À l’inverse, ceux qui sont perçus par Donald Trump comme de solides alliés européens avec lesquels il faut maximiser les relations, sont ceux qui permettent d’accroître la puissance américaine et qui trouvent un intérêt mutuel à le faire, notamment, le Royaume Uni, par ailleurs première puissance européenne en matière de biotechnologies, et les Pays Bas…Et le premier partenaire européen des États-Unis, est, logiquement, le Royaume Uni, à la 5ème place suivi par les Pays Bas. Mais preuve de la baisse d’influence de l’Europe pour les États-Unis, le premier ne représente que 3,7% de ses exportations, le second 3,5%, juste avant l’Allemagne. Et La France n’est qu’au 10èmerang, après le Brésil. Tous loin derrière le Canada, le Mexique, la Chine et le Japon. Et le commerce avec l’Asie s’élève d’ores et déjà à 40% environ du commerce extérieur des États-Unis.
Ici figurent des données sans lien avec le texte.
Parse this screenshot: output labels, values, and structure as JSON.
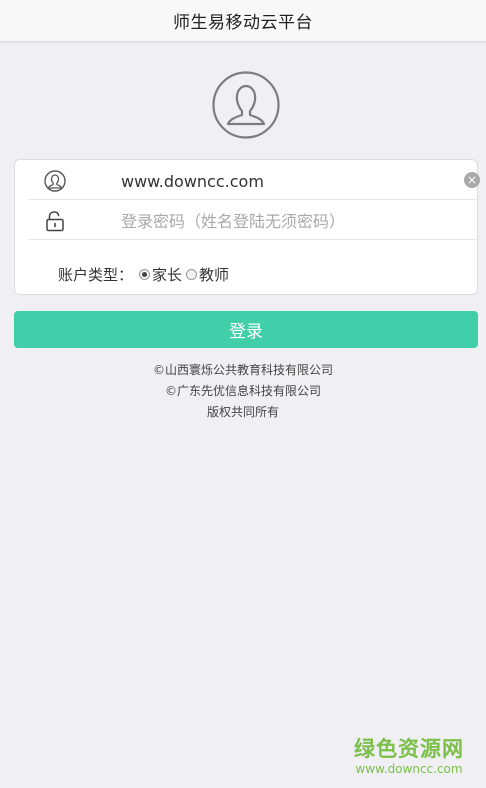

La question donc aujourd’hui est clairement celle de savoir si la France et l’Europe veulent, ou peuvent, sortir par le haut du rapport de forces qui leur sera, sinon, de plus en plus défavorable. Une réflexion sur les moyens de la puissance et une éthique qui renoue avec l’humanisme né en Europe qui avait ensemencé le monde jusqu’à Thomas Jefferson, pour trouver une solution qui devrait se faire sans passions, s’il y en a, avec des femmes et des hommes pour la mettre en œuvre, s’il s’en trouve.